Smith and the Bears made it to the Super Bowl in 2006, losing to the Indianapolis Colts. Chicago fired Smith after the 2012 season after he compiled an overall record of 84-66 in front of fans who grew weary of teams that often struggled on offense and missed the playoffs in five of his final six seasons.

He ran the Buccaneers for just two years before he was fired with an 8-24 overall record. He also was a college assistant at Tennessee, Kentucky, Arizona State, Wisconsin and Tulsa.

The Illini return key players, including starting quarterback Wes Lunt, a group of receivers that could among the best in the Big Ten and what could also be a deep group of running backs. But Illinois will be thin at a number of positions on defense.
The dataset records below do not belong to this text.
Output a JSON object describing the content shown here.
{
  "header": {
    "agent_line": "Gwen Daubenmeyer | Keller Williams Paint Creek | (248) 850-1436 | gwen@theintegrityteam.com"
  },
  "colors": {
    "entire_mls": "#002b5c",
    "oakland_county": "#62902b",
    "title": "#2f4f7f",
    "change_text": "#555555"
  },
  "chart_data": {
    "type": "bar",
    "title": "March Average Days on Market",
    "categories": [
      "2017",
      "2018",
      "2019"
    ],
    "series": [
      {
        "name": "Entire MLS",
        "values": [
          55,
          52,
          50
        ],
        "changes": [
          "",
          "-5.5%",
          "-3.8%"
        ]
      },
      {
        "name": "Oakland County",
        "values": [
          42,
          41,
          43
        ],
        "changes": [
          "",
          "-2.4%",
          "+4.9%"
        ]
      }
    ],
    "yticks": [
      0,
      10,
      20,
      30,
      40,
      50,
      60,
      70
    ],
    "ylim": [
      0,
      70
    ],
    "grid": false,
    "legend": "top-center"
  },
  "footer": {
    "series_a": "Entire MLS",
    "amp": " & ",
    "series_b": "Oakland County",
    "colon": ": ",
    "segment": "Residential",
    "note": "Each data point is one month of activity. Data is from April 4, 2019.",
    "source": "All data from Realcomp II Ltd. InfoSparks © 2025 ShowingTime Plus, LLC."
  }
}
Lunt said players gave Smith a standing ovation when they met with him Monday morning.

“I think a lot of people looked up to him” from his Bears’ tenure, Lunt said. “Just to have him as a head coach is kind of surreal.”

Whitman said Smith will have more money to use to hire assistants than his predecessors but declined to specify how much.

Spring football was due to start Friday but has been postponed April, Smith said, depending on when he can hire enough staff. Smith said his assistants could include current Illinois coaches, and he hopes to keep defensive coordinator Mike Phair, who worked for him in both Chicago and Tampa Bay.

The players — and program — will be eager to forget much of last year, including Beckman’s firing in August that put offensive coordinator Cubit in charge of the team.

A law firm hired by the university to investigate allegations by some players that they had been mistreated found evidence that Beckman interfered with medical decisions and pressured players to play through injuries. Beckman denied he did anything wrong.

Athletic director Mike Thomas was fired in November following those revelations and Cubit was given an unusually short two-year contract. He said over the weekend that he was stunned by his firing.